Зазвонил телефон. На проводе был начальник пограничного отряда, который сообщил, что с генералом связались и тот срочно выезжает в Богатин.

– Вы спрашиваете, что с теми? – Ткаченко не сразу ответил начальнику пограничного отряда. – Думаю, их расстреляли. Я слыхал залпы. Нет, нет, они всех не убьют. Нельзя убить правду, нельзя убить веру. Это люди вчерашнего дня, они – тени. Тени не могут расстрелять будущее. А палачей мы разыщем.

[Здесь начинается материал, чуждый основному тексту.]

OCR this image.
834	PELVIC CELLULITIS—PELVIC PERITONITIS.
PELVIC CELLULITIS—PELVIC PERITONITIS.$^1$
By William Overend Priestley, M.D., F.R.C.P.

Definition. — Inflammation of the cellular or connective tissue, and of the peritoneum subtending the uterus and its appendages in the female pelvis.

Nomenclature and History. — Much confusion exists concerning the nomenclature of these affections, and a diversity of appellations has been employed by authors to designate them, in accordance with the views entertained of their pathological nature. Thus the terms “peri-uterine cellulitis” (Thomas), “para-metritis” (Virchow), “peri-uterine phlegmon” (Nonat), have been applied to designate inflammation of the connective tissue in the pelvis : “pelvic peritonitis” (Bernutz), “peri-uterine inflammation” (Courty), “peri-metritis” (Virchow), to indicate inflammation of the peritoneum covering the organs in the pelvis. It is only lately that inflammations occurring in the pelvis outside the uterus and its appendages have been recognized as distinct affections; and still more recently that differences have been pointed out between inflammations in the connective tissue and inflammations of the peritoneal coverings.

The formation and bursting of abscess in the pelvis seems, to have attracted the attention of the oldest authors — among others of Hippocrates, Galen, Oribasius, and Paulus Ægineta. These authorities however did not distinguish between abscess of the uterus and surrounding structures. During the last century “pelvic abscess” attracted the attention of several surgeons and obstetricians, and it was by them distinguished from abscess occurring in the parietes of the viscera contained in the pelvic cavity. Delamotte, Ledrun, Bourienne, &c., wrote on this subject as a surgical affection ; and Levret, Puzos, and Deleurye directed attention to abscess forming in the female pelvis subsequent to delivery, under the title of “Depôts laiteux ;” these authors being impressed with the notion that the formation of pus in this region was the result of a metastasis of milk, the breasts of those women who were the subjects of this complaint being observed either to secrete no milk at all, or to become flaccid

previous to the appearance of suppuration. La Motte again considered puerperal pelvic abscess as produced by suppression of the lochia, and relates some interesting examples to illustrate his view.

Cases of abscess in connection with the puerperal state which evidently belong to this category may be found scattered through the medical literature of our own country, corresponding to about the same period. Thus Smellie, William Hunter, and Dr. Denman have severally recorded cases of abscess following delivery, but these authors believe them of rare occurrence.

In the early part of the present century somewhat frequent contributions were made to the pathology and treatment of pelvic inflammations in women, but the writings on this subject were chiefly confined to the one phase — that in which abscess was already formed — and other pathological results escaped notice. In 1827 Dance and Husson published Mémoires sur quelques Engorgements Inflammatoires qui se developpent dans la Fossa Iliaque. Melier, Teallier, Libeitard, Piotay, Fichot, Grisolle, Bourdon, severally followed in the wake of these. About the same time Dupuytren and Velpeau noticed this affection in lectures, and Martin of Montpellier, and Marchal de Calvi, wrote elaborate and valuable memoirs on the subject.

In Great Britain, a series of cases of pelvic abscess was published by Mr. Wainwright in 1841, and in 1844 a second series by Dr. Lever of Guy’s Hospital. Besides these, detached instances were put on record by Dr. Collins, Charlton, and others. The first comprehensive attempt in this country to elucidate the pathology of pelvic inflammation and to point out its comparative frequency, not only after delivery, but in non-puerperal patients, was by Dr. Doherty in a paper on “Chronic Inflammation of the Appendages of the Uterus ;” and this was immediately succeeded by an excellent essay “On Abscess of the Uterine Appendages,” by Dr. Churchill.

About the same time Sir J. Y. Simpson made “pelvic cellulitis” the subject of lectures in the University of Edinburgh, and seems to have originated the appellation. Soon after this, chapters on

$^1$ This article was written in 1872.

Генерал Дудник заночевал в расположении мотострелкового полка, в бывших казармах польских улан. Здесь, в глухом лесу, немцы оборудовали дома отдыха для летного состава дальней бомбардировочной авиации, подвергнув казармы реконструкции. Бар, устроенный в спортивном зале и расписанный фривольными фресками, ныне закрасили маляры хозкоманды.

Дудник называл казармы «Черной ланью» из-за фонтана с почерневшей от воды, когда-то, видимо, сверкающей бронзовой ланью. Он любил передохнуть здесь. Хорошие комнаты, к тому же красивый, хотя и запущенный, парк и даже небольшое озерцо с окуньками.

Донесение из Богатина требовало срочных действий. Он распорядился направить в район мотострелковую роту, минометную и артиллерийскую батареи и приказал поднять разведывательную авиацию. Генерала интересовала школа УПА, и нельзя было терять ее след.

«Кто бы мог подумать, просто фантастика! – Генерал удивленно разводил руками, заканчивая завтрак. – Живешь, живешь, чего только ни видишь, и вдруг – на тебе! Новое дело. Подумать только, доклад бандитам о бандитах… Глубока человеческая душа! Заглядывай – не заглядывай, все едино дна не разглядишь…»

Из окна было видно, как вытягивались в колонну машины и бронетранспортеры. Генерал надел комбинезон, проверил пистолет, подпоясался, взглянул в шикарное, во всю стену, зеркало – увидел моложавого и еще стройного человека, не так чтобы высокого, но представительного, глаза хоть и без морщинок, а строгие, как ни старайся, не смягчишь. Видно, мало-помалу дает о себе знать профессия. И солидность сама по себе прибывает, еще за полста не перевалило, а уж слышится за спиной шепоток: «Батя пошел». А еще десяток, – стариком назовут…

С такими грустными мыслями генерал молодцевато, на страх годам, сбежал по каменной лестнице.

Косовица заканчивалась. Желтела стерня, и правильными рядками выстраивались охряные копны. Подсолнечник отяжелел, подсох и уже не поворачивался за солнцем.

Встречались крестьяне на высоких, нагруженных снопами возах. Еще год назад вот в таком селянине, в брыле или кокетливой шляпе с перышком, можно было заподозрить замаскированного бандеровца. Загнанные в леса и ущелья бандиты продолжали мешать хлеборобскому делу. Еще и теперь нередки случаи, когда отсекают пальцы записавшемуся в колхоз, еще порой нависает черная хмара бахромчатыми своими краями над селянством.

Наряду с другими генерал Дудник отвечал перед государством за скорейшее восстановление в западных областях нормальной жизни.

Не все сделаешь сам, не везде поспеешь. Разбросанный фронт борьбы с бандеровщиной требовал постоянной собранности, энергичной инициативы. Будучи человеком динамичным, активным и строгим к себе, Дудник был неумолим к подчиненным.